I'd agree with camube that the voluntary working with Seymour is quite "believable" -- if Lena forms a positive first impression of him (which is easy enough, she kind of expresses it by default) i can vey well see her getting swept up by Seymour's charisma and rhetoric, combined with the "high class" treatment she receives (particularly if it's high posh
Lena who is more responsive to displays of wealth etc).
The player might roll their eyes at Nietzche being touted as the top dog of philosophy, but Lena, while potentially intelligent, is still a fairly regular person, one who can easily buy into this mindset (similar how many people come to believe Machiavelli was a political genius because he's such edgelord about it) and the idea she's interacting with top-class intellectual, and strive to match/impress him rather than laugh straight in his face.
I strongly disagree. Lena's supposedly read enough philosophy that she's familiar with Nietszche's three metamorphoses even before Seymore can tell her of the Child. So she, even more than most, should recognize what a ginormous red flag it is when Seymore opines that he prefers to think of "the Child" as "The Master." It not only completely invalidates the whole point of the original metaphor (rather than being reborn into a whole new world, he explicitly chains the supposed metamorph to the old world's hierarchy) but it makes it abundantly clear that he considers himself utterly beyond any sense of morality or rules.
Even beyond that the narration of that whole dinner is littered with Lena being unnerved by Seyemore's various turns of phrase or general predator vibe, to say nothing of his establishing character moment harassing the local homeless man. Or the tense music. The scene was clearly meant to drive home that Seymore is going to be the villain of the game, not paper over his faults in a way that might plausibly leave Lena unaware how Faustian Seymore's offer is. I agree Lena's supposed to be desperate enough to consider his offer even so, but that's just to fuel the corruption/exploitation kinks Seymore is supposed to embody.

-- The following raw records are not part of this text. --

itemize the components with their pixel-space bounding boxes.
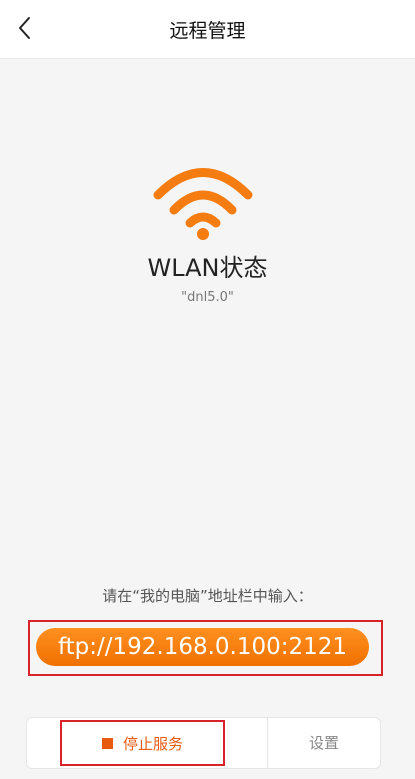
top-bar: 远程管理 bbox=[0, 0, 415, 59]
wlan-status-title: WLAN状态 bbox=[147, 254, 268, 282]
wifi-icon bbox=[148, 160, 258, 242]
stop-square-icon bbox=[101, 737, 113, 749]
ftp-address-button[interactable]: ftp://192.168.0.100:2121 bbox=[36, 628, 369, 666]
instruction-text: 请在“我的电脑”地址栏中输入： bbox=[102, 587, 313, 605]
bottom-action-bar: 停止服务 设置 bbox=[26, 717, 381, 769]
stop-service-highlight: 停止服务 bbox=[60, 720, 225, 766]
stop-service-button[interactable]: 停止服务 bbox=[62, 722, 223, 764]
network-ssid: "dnl5.0" bbox=[181, 290, 234, 305]
ftp-address-highlight: ftp://192.168.0.100:2121 bbox=[28, 620, 383, 676]
settings-button[interactable]: 设置 bbox=[268, 718, 380, 768]
stop-service-label: 停止服务 bbox=[122, 734, 183, 753]
page-title: 远程管理 bbox=[169, 20, 246, 42]
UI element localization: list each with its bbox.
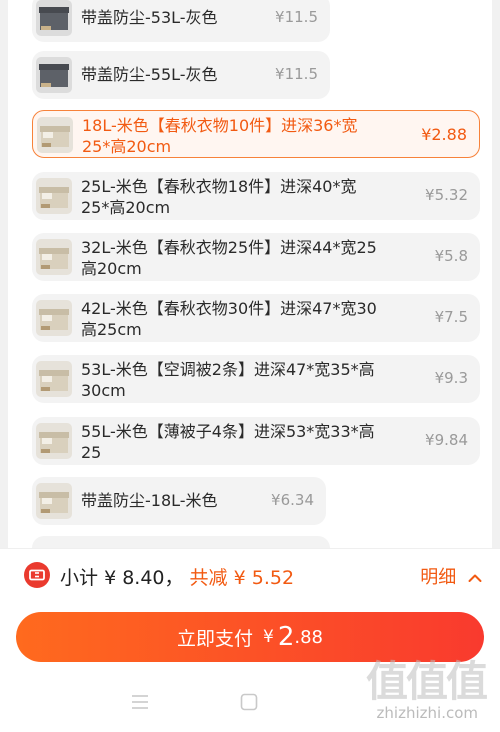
- sku-option-label: 25L-米色【春秋衣物18件】进深40*宽25*高20cm: [81, 177, 357, 217]
- detail-toggle[interactable]: 明细: [420, 563, 482, 589]
- sku-option[interactable]: 25L-米色【春秋衣物18件】进深40*宽25*高20cm ¥5.32: [32, 172, 480, 220]
- menu-icon[interactable]: [131, 694, 149, 710]
- sku-option-price: ¥9.84: [425, 431, 468, 449]
- sku-list-area: 带盖防尘-53L-灰色 ¥11.5 带盖防尘-55L-灰色 ¥11.5 18L-…: [0, 0, 500, 548]
- detail-label: 明细: [420, 567, 457, 588]
- sku-option[interactable]: 42L-米色【春秋衣物30件】进深47*宽30高25cm ¥7.5: [32, 294, 480, 342]
- sku-option-price: ¥11.5: [275, 65, 318, 83]
- sku-option-selected[interactable]: 18L-米色【春秋衣物10件】进深36*宽25*高20cm ¥2.88: [32, 110, 480, 158]
- beige-box-thumbnail: [36, 178, 72, 214]
- watermark-logo: 值值值: [365, 657, 488, 706]
- sku-option-price: ¥9.3: [434, 369, 468, 387]
- sku-option[interactable]: 带盖防尘-18L-米色 ¥6.34: [32, 477, 326, 525]
- subtotal-label: 小计: [60, 567, 99, 589]
- beige-box-thumbnail: [36, 300, 72, 336]
- sku-option[interactable]: 带盖防尘-55L-灰色 ¥11.5: [32, 51, 330, 99]
- sku-option-price: ¥6.34: [271, 491, 314, 509]
- gray-box-thumbnail: [36, 57, 72, 93]
- sku-option-price: ¥2.88: [421, 125, 467, 144]
- sku-option-label: 32L-米色【春秋衣物25件】进深44*宽25高20cm: [81, 238, 377, 278]
- chevron-up-icon: [468, 574, 482, 582]
- sku-option-label: 带盖防尘-55L-灰色: [81, 65, 218, 84]
- sku-option-label: 53L-米色【空调被2条】进深47*宽35*高30cm: [81, 360, 375, 400]
- sku-option-price: ¥11.5: [275, 8, 318, 26]
- beige-box-thumbnail: [36, 239, 72, 275]
- sku-option-label: 18L-米色【春秋衣物10件】进深36*宽25*高20cm: [82, 116, 358, 156]
- sku-option-label: 带盖防尘-53L-灰色: [81, 8, 218, 27]
- pay-amount-integer: 2: [277, 622, 295, 652]
- sku-option-price: ¥5.8: [434, 247, 468, 265]
- gray-box-thumbnail: [36, 0, 72, 36]
- sku-option[interactable]: 55L-米色【薄被子4条】进深53*宽33*高25 ¥9.84: [32, 417, 480, 465]
- sku-option-partial[interactable]: [32, 536, 330, 548]
- subtotal-value: ¥ 8.40，: [104, 567, 184, 589]
- watermark-url: zhizhizhi.com: [376, 704, 478, 722]
- sku-panel: 带盖防尘-53L-灰色 ¥11.5 带盖防尘-55L-灰色 ¥11.5 18L-…: [8, 0, 492, 548]
- beige-box-thumbnail: [36, 483, 72, 519]
- sku-option-label: 55L-米色【薄被子4条】进深53*宽33*高25: [81, 422, 375, 462]
- discount-label: 共减: [189, 567, 228, 589]
- coupon-ticket-icon: [24, 562, 50, 588]
- order-summary-bar: 小计 ¥ 8.40， 共减 ¥ 5.52 明细: [0, 548, 500, 601]
- sku-option-label: 带盖防尘-18L-米色: [81, 491, 218, 510]
- discount-value: ¥ 5.52: [233, 567, 295, 589]
- beige-box-thumbnail: [37, 117, 73, 153]
- sku-option-price: ¥7.5: [434, 308, 468, 326]
- beige-box-thumbnail: [36, 423, 72, 459]
- beige-box-thumbnail: [36, 361, 72, 397]
- sku-option[interactable]: 带盖防尘-53L-灰色 ¥11.5: [32, 0, 330, 42]
- sku-option[interactable]: 53L-米色【空调被2条】进深47*宽35*高30cm ¥9.3: [32, 355, 480, 403]
- price-summary: 小计 ¥ 8.40， 共减 ¥ 5.52: [60, 563, 294, 590]
- sku-option-label: 42L-米色【春秋衣物30件】进深47*宽30高25cm: [81, 299, 377, 339]
- pay-currency: ¥: [263, 627, 274, 647]
- pay-button-label: 立即支付: [176, 627, 253, 650]
- pay-amount-decimal: .88: [294, 626, 324, 648]
- sku-option[interactable]: 32L-米色【春秋衣物25件】进深44*宽25高20cm ¥5.8: [32, 233, 480, 281]
- home-square-icon[interactable]: [240, 693, 258, 711]
- sku-option-price: ¥5.32: [425, 186, 468, 204]
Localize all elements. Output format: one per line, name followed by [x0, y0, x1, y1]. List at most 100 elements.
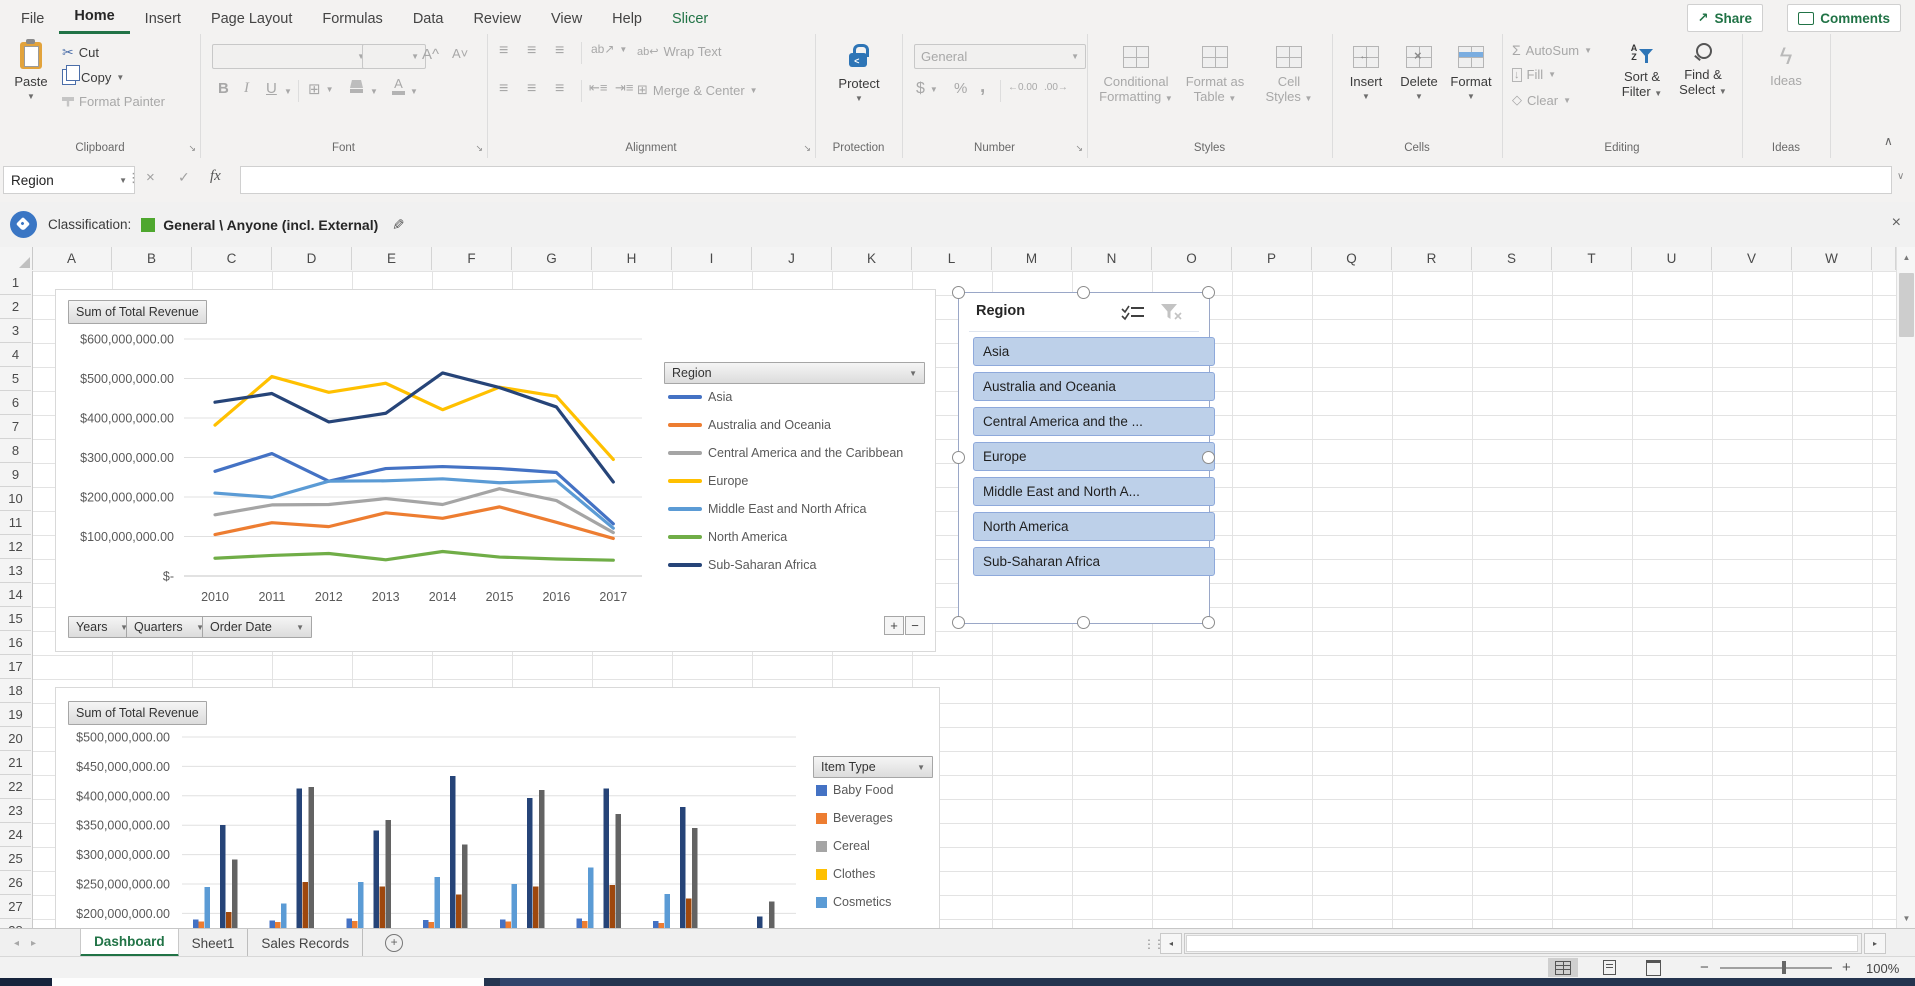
number-dialog-launcher-icon[interactable]: ↘ [1075, 143, 1083, 154]
row-header-16[interactable]: 16 [0, 631, 31, 655]
row-header-22[interactable]: 22 [0, 775, 31, 799]
column-header-V[interactable]: V [1712, 247, 1792, 270]
increase-font-icon[interactable]: A^ [422, 46, 439, 63]
row-header-5[interactable]: 5 [0, 367, 31, 391]
row-header-8[interactable]: 8 [0, 439, 31, 463]
row-header-3[interactable]: 3 [0, 319, 31, 343]
row-header-18[interactable]: 18 [0, 679, 31, 703]
zoom-level[interactable]: 100% [1866, 961, 1899, 976]
ribbon-tab-view[interactable]: View [536, 4, 597, 34]
column-header-T[interactable]: T [1552, 247, 1632, 270]
ribbon-tab-file[interactable]: File [6, 4, 59, 34]
fill-color-button[interactable] [350, 80, 363, 93]
slicer-clear-filter-icon[interactable] [1159, 303, 1183, 322]
row-header-21[interactable]: 21 [0, 751, 31, 775]
scroll-up-icon[interactable]: ▲ [1897, 247, 1915, 267]
slicer-item-europe[interactable]: Europe [973, 442, 1215, 471]
column-header-C[interactable]: C [192, 247, 272, 270]
fill-color-dropdown-icon[interactable]: ▼ [370, 87, 378, 96]
slicer-resize-handle[interactable] [952, 616, 965, 629]
column-header-N[interactable]: N [1072, 247, 1152, 270]
insert-cells-button[interactable]: Insert▼ [1344, 46, 1388, 104]
align-center-icon[interactable]: ≡ [527, 80, 536, 98]
slicer-multiselect-icon[interactable] [1121, 304, 1145, 321]
row-header-1[interactable]: 1 [0, 271, 31, 295]
vertical-scrollbar-thumb[interactable] [1899, 273, 1914, 337]
delete-cells-button[interactable]: Delete▼ [1396, 46, 1442, 104]
underline-button[interactable]: U [266, 80, 277, 97]
row-header-2[interactable]: 2 [0, 295, 31, 319]
slicer-resize-handle[interactable] [1202, 451, 1215, 464]
decrease-decimal-icon[interactable]: .00→ [1044, 82, 1068, 93]
comments-button[interactable]: Comments [1787, 4, 1901, 32]
slicer-item-australia-and-oceania[interactable]: Australia and Oceania [973, 372, 1215, 401]
row-header-20[interactable]: 20 [0, 727, 31, 751]
column-header-R[interactable]: R [1392, 247, 1472, 270]
ribbon-tab-page-layout[interactable]: Page Layout [196, 4, 307, 34]
zoom-slider-track[interactable] [1720, 967, 1832, 969]
slicer-item-north-america[interactable]: North America [973, 512, 1215, 541]
slicer-resize-handle[interactable] [1077, 616, 1090, 629]
horizontal-scrollbar-thumb[interactable] [1186, 935, 1858, 952]
hscroll-right-icon[interactable]: ▸ [1864, 933, 1886, 954]
align-top-icon[interactable]: ≡ [499, 42, 508, 60]
region-slicer[interactable]: Region AsiaAustralia and OceaniaCentral … [958, 292, 1210, 624]
increase-decimal-icon[interactable]: ←0.00 [1008, 82, 1037, 93]
ribbon-tab-home[interactable]: Home [59, 1, 129, 34]
vertical-scrollbar[interactable]: ▲ ▼ [1896, 247, 1915, 928]
accounting-format-icon[interactable]: $▼ [916, 80, 938, 98]
column-header-H[interactable]: H [592, 247, 672, 270]
align-bottom-icon[interactable]: ≡ [555, 42, 564, 60]
pivot-bar-chart[interactable]: Sum of Total Revenue $500,000,000.00$450… [55, 687, 940, 929]
row-header-19[interactable]: 19 [0, 703, 31, 727]
italic-button[interactable]: I [244, 80, 249, 97]
conditional-formatting-button[interactable]: ConditionalFormatting ▼ [1097, 46, 1175, 106]
cancel-formula-icon[interactable]: × [146, 169, 155, 186]
ideas-button[interactable]: ϟ Ideas [1766, 44, 1806, 88]
clear-button[interactable]: ◇ Clear▼ [1512, 92, 1571, 108]
row-header-12[interactable]: 12 [0, 535, 31, 559]
select-all-corner[interactable] [0, 247, 33, 270]
insert-function-icon[interactable]: fx [210, 168, 221, 185]
column-header-U[interactable]: U [1632, 247, 1712, 270]
row-header-9[interactable]: 9 [0, 463, 31, 487]
column-header-L[interactable]: L [912, 247, 992, 270]
next-sheet-icon[interactable]: ▸ [31, 938, 36, 949]
slicer-item-sub-saharan-africa[interactable]: Sub-Saharan Africa [973, 547, 1215, 576]
row-header-7[interactable]: 7 [0, 415, 31, 439]
fill-button[interactable]: ↓ Fill▼ [1512, 67, 1556, 82]
row-header-6[interactable]: 6 [0, 391, 31, 415]
column-header-M[interactable]: M [992, 247, 1072, 270]
normal-view-button[interactable] [1548, 958, 1578, 977]
formula-input[interactable] [240, 166, 1892, 194]
comma-style-icon[interactable]: , [980, 76, 985, 98]
share-button[interactable]: ↗ Share [1687, 4, 1763, 32]
row-header-27[interactable]: 27 [0, 895, 31, 919]
borders-icon[interactable]: ⊞▼ [308, 80, 334, 98]
chart1-axis-field-button-quarters[interactable]: Quarters▼ [126, 616, 212, 638]
column-header-F[interactable]: F [432, 247, 512, 270]
row-header-4[interactable]: 4 [0, 343, 31, 367]
row-header-15[interactable]: 15 [0, 607, 31, 631]
column-header-K[interactable]: K [832, 247, 912, 270]
column-header-partial[interactable] [1872, 247, 1896, 270]
column-header-I[interactable]: I [672, 247, 752, 270]
pivot-line-chart[interactable]: Sum of Total Revenue $600,000,000.00$500… [55, 289, 936, 652]
slicer-resize-handle[interactable] [1202, 616, 1215, 629]
font-color-dropdown-icon[interactable]: ▼ [410, 87, 418, 96]
underline-dropdown-icon[interactable]: ▼ [284, 87, 292, 96]
clipboard-dialog-launcher-icon[interactable]: ↘ [188, 143, 196, 154]
slicer-resize-handle[interactable] [952, 286, 965, 299]
column-header-A[interactable]: A [32, 247, 112, 270]
wrap-text-button[interactable]: ab↩ Wrap Text [637, 44, 722, 59]
column-header-W[interactable]: W [1792, 247, 1872, 270]
row-header-10[interactable]: 10 [0, 487, 31, 511]
bold-button[interactable]: B [218, 80, 229, 97]
protect-button[interactable]: Protect ▼ [837, 44, 881, 106]
close-classification-icon[interactable]: × [1892, 214, 1901, 232]
paste-button[interactable]: Paste ▼ [8, 42, 54, 104]
font-name-combo[interactable]: ▼ [212, 44, 372, 69]
ribbon-tab-help[interactable]: Help [597, 4, 657, 34]
collapse-ribbon-icon[interactable]: ∧ [1884, 134, 1893, 148]
find-select-button[interactable]: Find &Select ▼ [1674, 42, 1732, 99]
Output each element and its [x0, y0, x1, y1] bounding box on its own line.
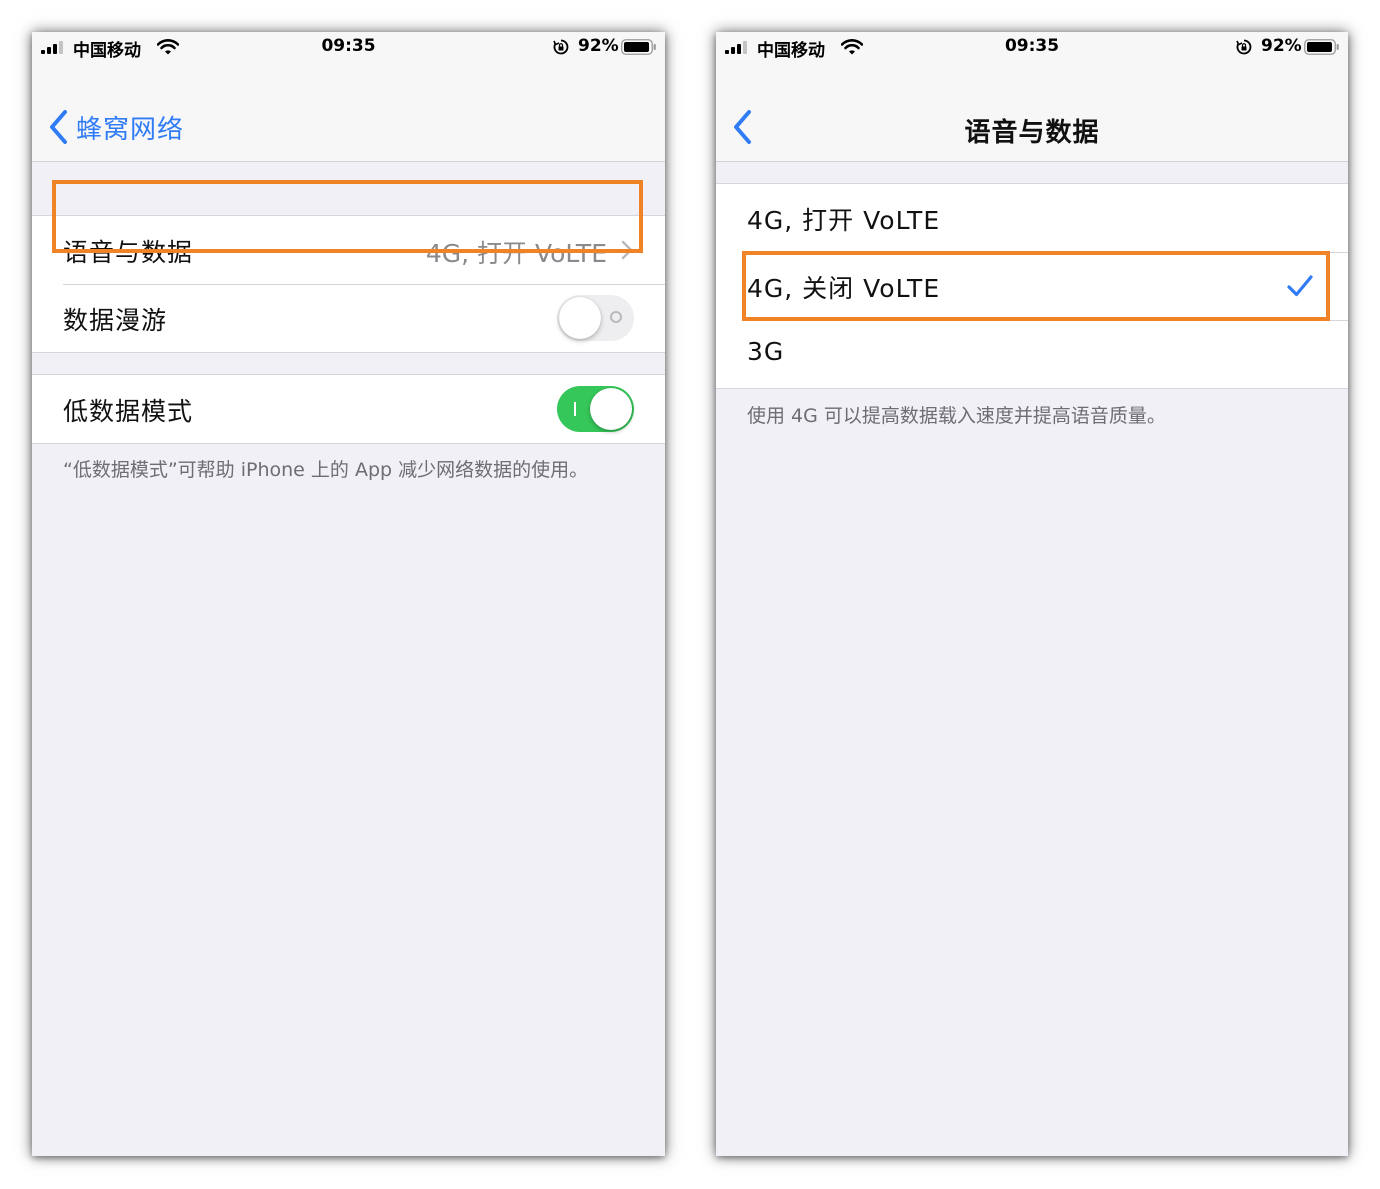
status-bar: 中国移动 09:35 92% — [716, 32, 1348, 62]
option-3g[interactable]: 3G — [716, 320, 1348, 388]
back-button[interactable]: 蜂窝网络 — [48, 109, 184, 145]
rotation-lock-icon — [553, 39, 569, 55]
option-4g-volte-on[interactable]: 4G, 打开 VoLTE — [716, 184, 1348, 252]
option-4g-volte-off[interactable]: 4G, 关闭 VoLTE — [716, 252, 1348, 320]
cell-value: 4G, 打开 VoLTE — [425, 239, 607, 268]
on-indicator-icon — [574, 402, 576, 416]
off-indicator-icon — [610, 311, 622, 323]
status-time: 09:35 — [321, 36, 376, 56]
footer-note: “低数据模式”可帮助 iPhone 上的 App 减少网络数据的使用。 — [63, 459, 589, 481]
option-label: 3G — [747, 337, 785, 366]
battery-percent: 92% — [1261, 36, 1302, 56]
cell-label: 语音与数据 — [63, 238, 194, 267]
phone-screen-cellular: 中国移动 09:35 92% 蜂窝网络 语音与数据 4G, 打开 VoLTE 数… — [32, 32, 665, 1156]
status-bar: 中国移动 09:35 92% — [32, 32, 665, 62]
cell-voice-data[interactable]: 语音与数据 4G, 打开 VoLTE — [32, 216, 665, 284]
cell-data-roaming: 数据漫游 — [32, 284, 665, 352]
chevron-left-icon — [50, 110, 67, 144]
rotation-lock-icon — [1236, 39, 1252, 55]
settings-group-network: 语音与数据 4G, 打开 VoLTE 数据漫游 — [32, 215, 665, 353]
data-roaming-switch[interactable] — [557, 295, 634, 341]
cell-label: 低数据模式 — [63, 397, 194, 426]
phone-screen-voice-data: 中国移动 09:35 92% 语音与数据 4G, 打开 VoLTE 4G, 关闭… — [716, 32, 1348, 1156]
voice-data-options: 4G, 打开 VoLTE 4G, 关闭 VoLTE 3G — [716, 183, 1348, 389]
status-time: 09:35 — [1004, 36, 1060, 56]
page-title: 语音与数据 — [964, 118, 1100, 148]
option-label: 4G, 关闭 VoLTE — [747, 274, 941, 303]
back-label: 蜂窝网络 — [76, 114, 185, 145]
settings-group-low-data: 低数据模式 — [32, 374, 665, 444]
navigation-bar: 语音与数据 — [716, 62, 1348, 162]
navigation-bar: 蜂窝网络 — [32, 62, 665, 162]
switch-knob — [559, 297, 601, 339]
option-label: 4G, 打开 VoLTE — [747, 206, 941, 235]
battery-icon — [621, 39, 656, 55]
cell-low-data-mode: 低数据模式 — [32, 375, 665, 443]
cell-label: 数据漫游 — [63, 306, 168, 335]
footer-note: 使用 4G 可以提高数据载入速度并提高语音质量。 — [747, 405, 1166, 427]
battery-percent: 92% — [578, 36, 619, 56]
battery-icon — [1304, 39, 1339, 55]
low-data-mode-switch[interactable] — [557, 386, 634, 432]
switch-knob — [590, 388, 632, 430]
checkmark-icon — [1287, 275, 1313, 297]
chevron-right-icon — [621, 240, 633, 260]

If she'd actually had a decent working relationship with Seymore before the interview/dinner I might be willing to accept Lena turning a blind eye to some of those red flags. But she didn't, she'd barely spent 10 minutes with him. So I don't buy the argument she'd be surprised Seymore would be willing to blackmail her. If you want to play Lena as desperate enough to take the chance anyway (or just plain stupid enough not to see the obvious) that's fine, but I reject the idea that this was some masterclass in subtly, allowing the victim to hide in plain sight. It was - by design - the opposite.